Plaintiff does not dispute, in his response to Defendants proposed facts, that Defendants Sobek, ODonnell, Legere, Stevens, and Mikulecky did not use force against him. See (Docket # 38 at 10-11 and # 53). That leaves only Fischer as an alleged abuser, as Gennrich is not a named Defendant.
Defendants each specifically aver that they did not hit Plaintiff or see anyone hit him. They also point to the reports generated after the incident as evidence that the alleged violence did not occur. Plaintiff suggests that they are lying, both in their affidavit testimony and in the reports. See (Docket # 38 at 9-11; Docket # 55 at 7-9).
One final issue regarding the facts needs attention. After summary judgment briefing was complete, Plaintiff filed a motion to strike portions of Attorney Kathryn Wests (West) declaration, (Docket # 57), which was filed in support of Defendants summary judgment motion. (Docket # 59).

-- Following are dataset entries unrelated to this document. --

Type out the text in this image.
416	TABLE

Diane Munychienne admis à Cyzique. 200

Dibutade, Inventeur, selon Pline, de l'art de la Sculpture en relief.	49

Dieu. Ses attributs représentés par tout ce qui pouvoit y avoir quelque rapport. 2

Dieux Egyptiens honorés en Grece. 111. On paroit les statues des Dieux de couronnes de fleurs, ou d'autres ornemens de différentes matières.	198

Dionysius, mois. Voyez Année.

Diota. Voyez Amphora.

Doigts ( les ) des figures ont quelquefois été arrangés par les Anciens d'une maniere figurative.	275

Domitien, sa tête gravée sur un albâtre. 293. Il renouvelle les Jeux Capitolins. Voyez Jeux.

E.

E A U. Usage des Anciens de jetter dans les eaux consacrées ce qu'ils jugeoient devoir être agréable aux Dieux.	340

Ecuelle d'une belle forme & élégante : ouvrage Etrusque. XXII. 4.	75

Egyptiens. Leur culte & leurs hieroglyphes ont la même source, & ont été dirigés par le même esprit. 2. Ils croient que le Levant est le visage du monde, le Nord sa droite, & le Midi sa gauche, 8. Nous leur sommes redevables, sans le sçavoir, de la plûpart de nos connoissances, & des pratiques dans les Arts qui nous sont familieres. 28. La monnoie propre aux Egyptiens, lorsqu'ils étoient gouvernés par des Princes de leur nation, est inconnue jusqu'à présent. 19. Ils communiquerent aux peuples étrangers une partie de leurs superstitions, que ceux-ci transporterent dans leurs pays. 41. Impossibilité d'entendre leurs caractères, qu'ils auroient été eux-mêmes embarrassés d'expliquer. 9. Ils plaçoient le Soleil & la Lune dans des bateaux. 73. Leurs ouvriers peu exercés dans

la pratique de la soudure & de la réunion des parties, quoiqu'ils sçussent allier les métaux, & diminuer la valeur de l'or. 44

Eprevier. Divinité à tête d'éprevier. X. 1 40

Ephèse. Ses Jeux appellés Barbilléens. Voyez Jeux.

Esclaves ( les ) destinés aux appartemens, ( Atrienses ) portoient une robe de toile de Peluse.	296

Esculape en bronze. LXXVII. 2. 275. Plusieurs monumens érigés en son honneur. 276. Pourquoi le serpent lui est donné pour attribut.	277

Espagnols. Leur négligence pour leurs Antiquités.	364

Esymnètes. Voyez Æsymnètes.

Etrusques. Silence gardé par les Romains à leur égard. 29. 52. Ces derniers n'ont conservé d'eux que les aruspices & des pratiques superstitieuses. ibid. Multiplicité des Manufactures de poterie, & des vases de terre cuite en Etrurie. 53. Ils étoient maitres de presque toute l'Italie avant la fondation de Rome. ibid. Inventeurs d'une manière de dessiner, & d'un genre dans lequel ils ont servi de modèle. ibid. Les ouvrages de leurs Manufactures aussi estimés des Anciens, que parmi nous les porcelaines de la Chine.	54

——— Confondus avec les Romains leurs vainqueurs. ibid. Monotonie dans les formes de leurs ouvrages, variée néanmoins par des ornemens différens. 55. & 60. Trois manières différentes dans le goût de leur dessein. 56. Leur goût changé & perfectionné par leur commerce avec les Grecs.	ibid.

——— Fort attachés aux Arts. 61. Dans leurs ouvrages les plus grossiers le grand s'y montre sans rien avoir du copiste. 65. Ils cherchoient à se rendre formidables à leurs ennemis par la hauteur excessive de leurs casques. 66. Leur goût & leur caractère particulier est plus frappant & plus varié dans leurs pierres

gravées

Wests declaration notes that an exhibit filed by Plaintiff appears to have a line or mark on it that does not appear on Defendants copy of the same document. Plaintiff balks at the implication that he altered the document. Whether or not the errant mark appeared on the original document is not material, and therefore the motion to strike will be denied.
In his summary judgment submissions, Plaintiff for the first time attempted to state a new claim against Sobek and several members of the CERT team, arguing that they failed to protect him from the spraying and alleged beating. See (Docket # 55 at 9). Plaintiff made no such claim in his original or amended complaints, and he was not permitted to proceed on such a claim by the Court during its screening process. 28 U.S.C. § 1915A(b). Plaintiff cannot invent new legal theories at summary judgment to avoid the headmans axe. Anderson v. Donahoe , 699 F.3d 989, 997 (7th Cir. 2012). Moreover, since Plaintiff was never subjected to excessive force, no officer can be liable for failing to protect him from such force. See Yang v. Hardin , 37 F.3d 282, 285 (7th Cir. 1994).